| name | loom-code-migration |
| description | Strategies and patterns for safe code migrations and upgrades. Use when upgrading frameworks, migrating between technologies, handling deprecations, planning incremental rollouts, or applying automated codemods. |
| triggers | ["migration","migrate","upgrade","version upgrade","breaking change","deprecation","codemod","codemods","AST transformation","jscodeshift","ts-morph","comby","ast-grep","framework migration","database migration","schema migration","expand contract","parallel change","legacy code","modernize","modernization","rollback","strangler fig","blue-green deployment","canary release","shadow mode","parallel run"] |
Code Migration
Overview
Move a codebase between versions, frameworks, technologies, or schemas while keeping it shippable and reversible at every step. Distinct from /loom-refactoring (behavior-preserving, internal) — a migration deliberately changes what runs, so it needs a parity harness and a rollback path.
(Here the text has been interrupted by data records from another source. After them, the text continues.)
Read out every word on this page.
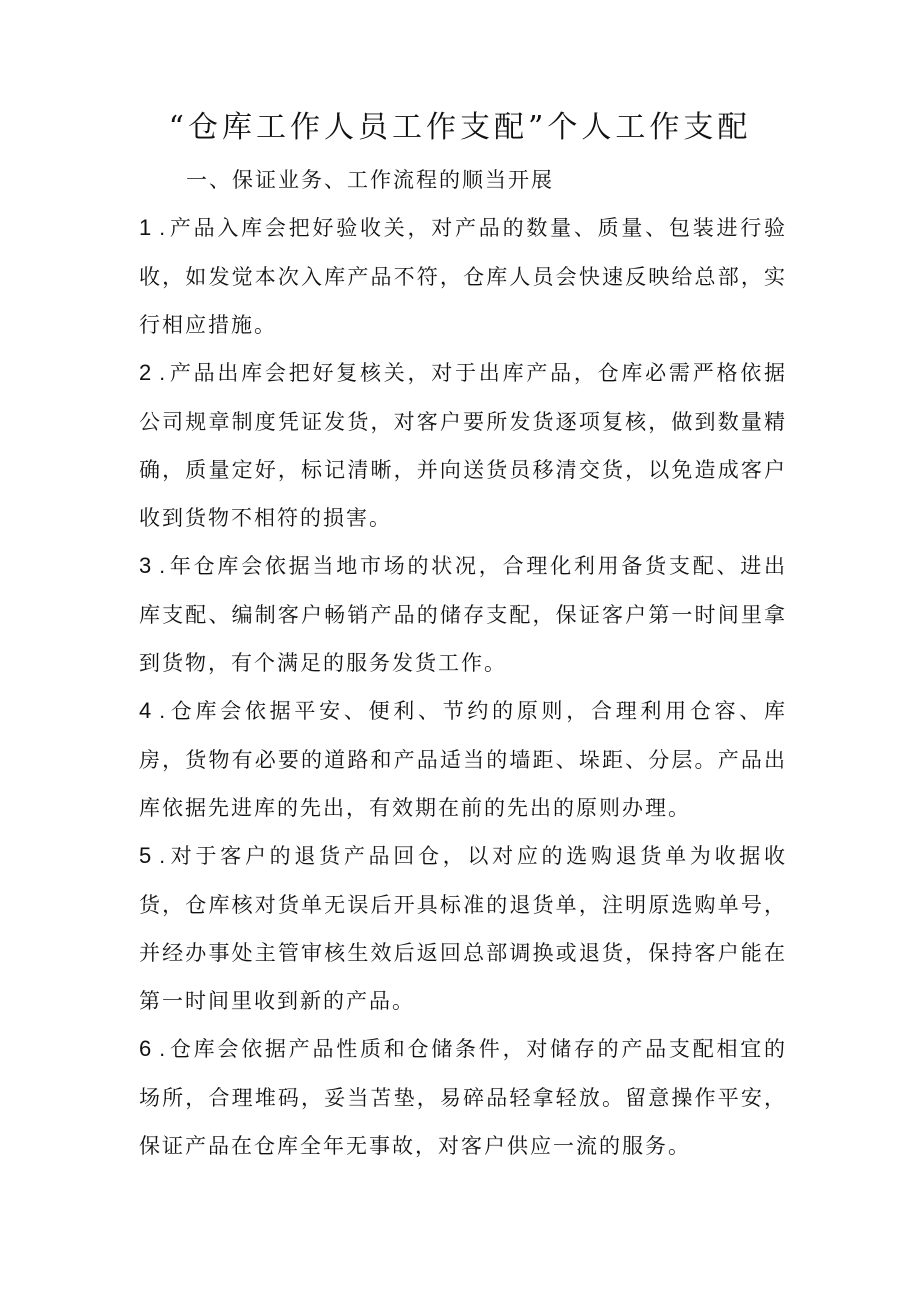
“仓库工作人员工作支配”个人工作支配
一、保证业务、工作流程的顺当开展
1 . 产品入库会把好验收关，对产品的数量、质量、包装进行验收，如发觉本次入库产品不符，仓库人员会快速反映给总部，实行相应措施。
2 . 产品出库会把好复核关，对于出库产品，仓库必需严格依据公司规章制度凭证发货，对客户要所发货逐项复核，做到数量精确，质量定好，标记清晰，并向送货员移清交货，以免造成客户收到货物不相符的损害。
3 . 年仓库会依据当地市场的状况，合理化利用备货支配、进出库支配、编制客户畅销产品的储存支配，保证客户第一时间里拿到货物，有个满足的服务发货工作。
4 . 仓库会依据平安、便利、节约的原则，合理利用仓容、库房，货物有必要的道路和产品适当的墙距、垛距、分层。产品出库依据先进库的先出，有效期在前的先出的原则办理。
5 . 对于客户的退货产品回仓，以对应的选购退货单为收据收货，仓库核对货单无误后开具标准的退货单，注明原选购单号，并经办事处主管审核生效后返回总部调换或退货，保持客户能在第一时间里收到新的产品。
6 . 仓库会依据产品性质和仓储条件，对储存的产品支配相宜的场所，合理堆码，妥当苫垫，易碎品轻拿轻放。留意操作平安，保证产品在仓库全年无事故，对客户供应一流的服务。
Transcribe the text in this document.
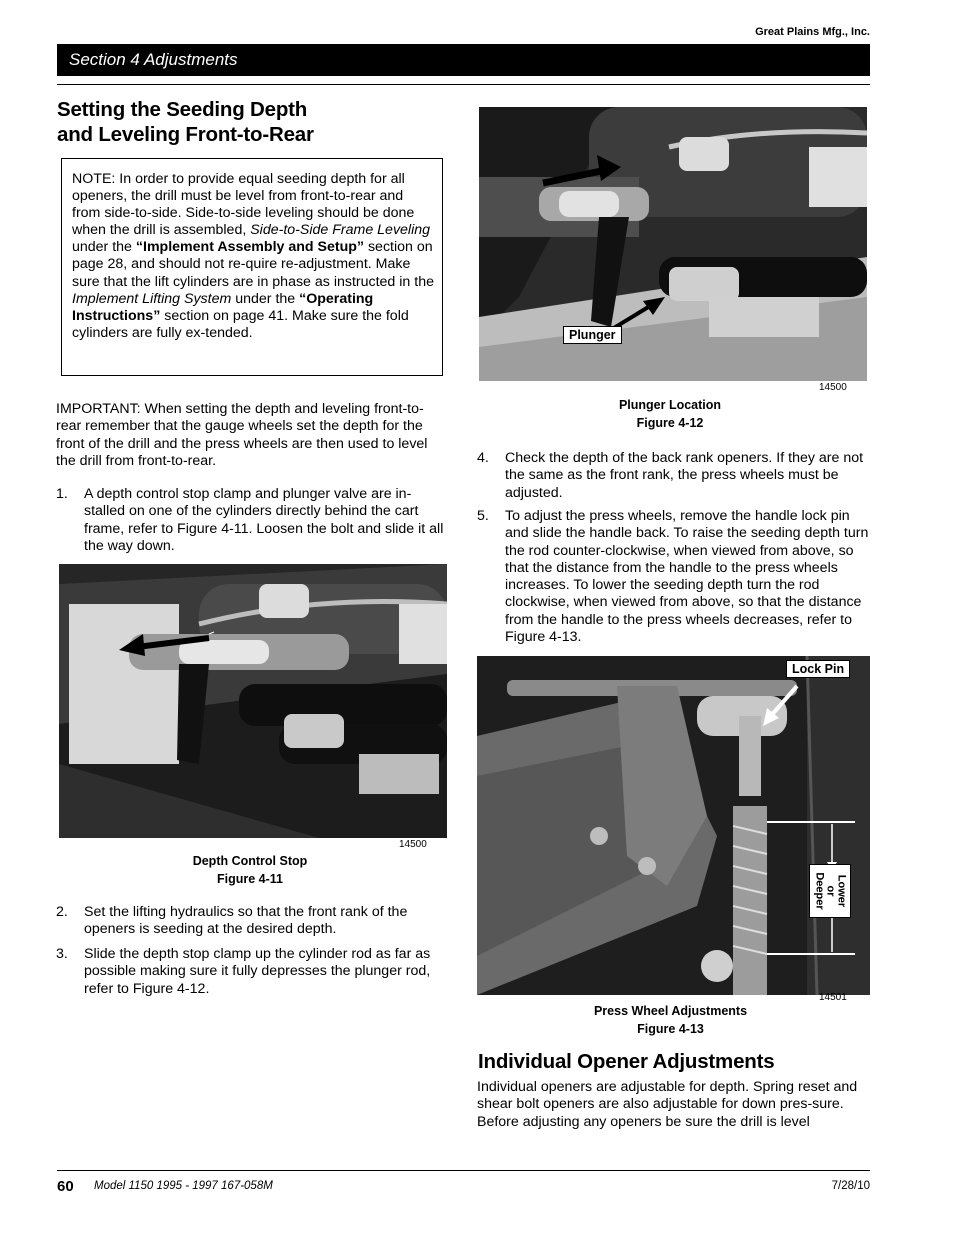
Great Plains Mfg., Inc.
Section 4 Adjustments
Setting the Seeding Depth
and Leveling Front-to-Rear
NOTE: In order to provide equal seeding depth for all openers, the drill must be level from front-to-rear and from side-to-side. Side-to-side leveling should be done when the drill is assembled, Side-to-Side Frame Leveling under the “Implement Assembly and Setup” section on page 28, and should not re-quire re-adjustment. Make sure that the lift cylinders are in phase as instructed in the Implement Lifting System under the “Operating Instructions” section on page 41. Make sure the fold cylinders are fully ex-tended.
IMPORTANT: When setting the depth and leveling front-to-rear remember that the gauge wheels set the depth for the front of the drill and the press wheels are then used to level the drill from front-to-rear.
1. A depth control stop clamp and plunger valve are in-stalled on one of the cylinders directly behind the cart frame, refer to Figure 4-11. Loosen the bolt and slide it all the way down.
14500
Depth Control Stop
Figure 4-11
2. Set the lifting hydraulics so that the front rank of the openers is seeding at the desired depth.
3. Slide the depth stop clamp up the cylinder rod as far as possible making sure it fully depresses the plunger rod, refer to Figure 4-12.
Plunger
14500
Plunger Location
Figure 4-12
4. Check the depth of the back rank openers. If they are not the same as the front rank, the press wheels must be adjusted.
5. To adjust the press wheels, remove the handle lock pin and slide the handle back. To raise the seeding depth turn the rod counter-clockwise, when viewed from above, so that the distance from the handle to the press wheels increases. To lower the seeding depth turn the rod clockwise, when viewed from above, so that the distance from the handle to the press wheels decreases, refer to Figure 4-13.
Lock Pin
Lower
or
Deeper
14501
Press Wheel Adjustments
Figure 4-13
Individual Opener Adjustments
Individual openers are adjustable for depth. Spring reset and shear bolt openers are also adjustable for down pres-sure. Before adjusting any openers be sure the drill is level
60 Model 1150 1995 - 1997 167-058M	7/28/10
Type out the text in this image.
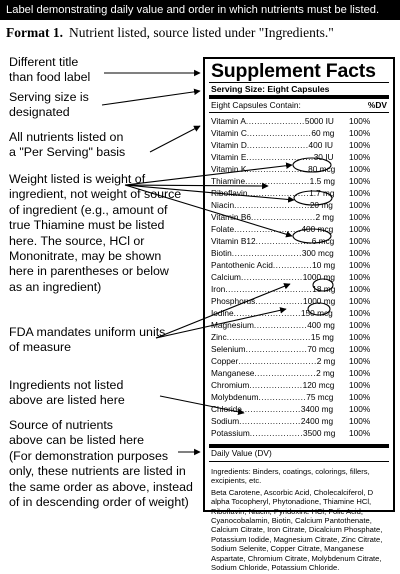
Label demonstrating daily value and order in which nutrients must be listed.
Format 1. Nutrient listed, source listed under "Ingredients."
Different title
than food label
Serving size is
designated
All nutrients listed on
a "Per Serving" basis
Weight listed is weight of
ingredient, not weight of source
of ingredient (e.g., amount of
true Thiamine must be listed
here. The source, HCl or
Mononitrate, may be shown
here in parentheses or below
as an ingredient)
FDA mandates uniform units
of measure
Ingredients not listed
above are listed here
Source of nutrients
above can be listed here
(For demonstration purposes
only, these nutrients are listed in
the same order as above, instead
of in descending order of weight)
Supplement Facts
Serving Size: Eight Capsules
Eight Capsules Contain:	%DV
Vitamin A.....................5000 IU 100%
Vitamin C.......................60 mg 100%
Vitamin D......................400 IU 100%
Vitamin E........................30 IU 100%
Vitamin K......................80 mcg 100%
Thiamine.......................1.5 mg 100%
Riboflavin......................1.7 mg 100%
Niacin...........................20 mg 100%
Vitamin B6.......................2 mg 100%
Folate........................400 mcg 100%
Vitamin B12....................6 mcg 100%
Biotin.........................300 mcg 100%
Pantothenic Acid..............10 mg 100%
Calcium......................1000 mg 100%
Iron...............................18 mg 100%
Phosphorus.................1000 mg 100%
Iodine........................150 mcg 100%
Magnesium...................400 mg 100%
Zinc..............................15 mg 100%
Selenium......................70 mcg 100%
Copper............................2 mg 100%
Manganese......................2 mg 100%
Chromium...................120 mcg 100%
Molybdenum.................75 mcg 100%
Chloride.....................3400 mg 100%
Sodium......................2400 mg 100%
Potassium...................3500 mg 100%
Daily Value (DV)

Ingredients: Binders, coatings, colorings, fillers, excipients, etc.

Beta Carotene, Ascorbic Acid, Cholecalciferol, D alpha Tocopheryl, Phytonadione, Thiamine HCl, Riboflavin, Niacin, Pyridoxine HCl, Folic Acid, Cyanocobalamin, Biotin, Calcium Pantothenate, Calcium Citrate, Iron Citrate, Dicalcium Phosphate, Potassium Iodide, Magnesium Citrate, Zinc Citrate, Sodium Selenite, Copper Citrate, Manganese Aspartate, Chromium Citrate, Molybdenum Citrate, Sodium Chloride, Potassium Chloride.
The mandate: never big-bang
A big-bang cutover (rewrite in a branch, flip everything at once) fails because the blast radius equals the whole system, the parity gap is unmeasured until launch, and rollback means reverting weeks of work under fire. Every migration step must be independently deployable and independently reversible. If you can't ship the current step to prod and roll just it back, the step is too big.
Canonical incremental playbook
Every strategy below is an instance of this loop. Internalize the loop, not the individual recipes.
1. PARITY HARNESS Pin current behavior: characterization/snapshot tests, or a
live shadow-compare of old vs new. You cannot migrate safely
what you cannot measure.
2. SEAM Insert an indirection point you can route through:
branch-by-abstraction (interface), adapter, or strangler proxy.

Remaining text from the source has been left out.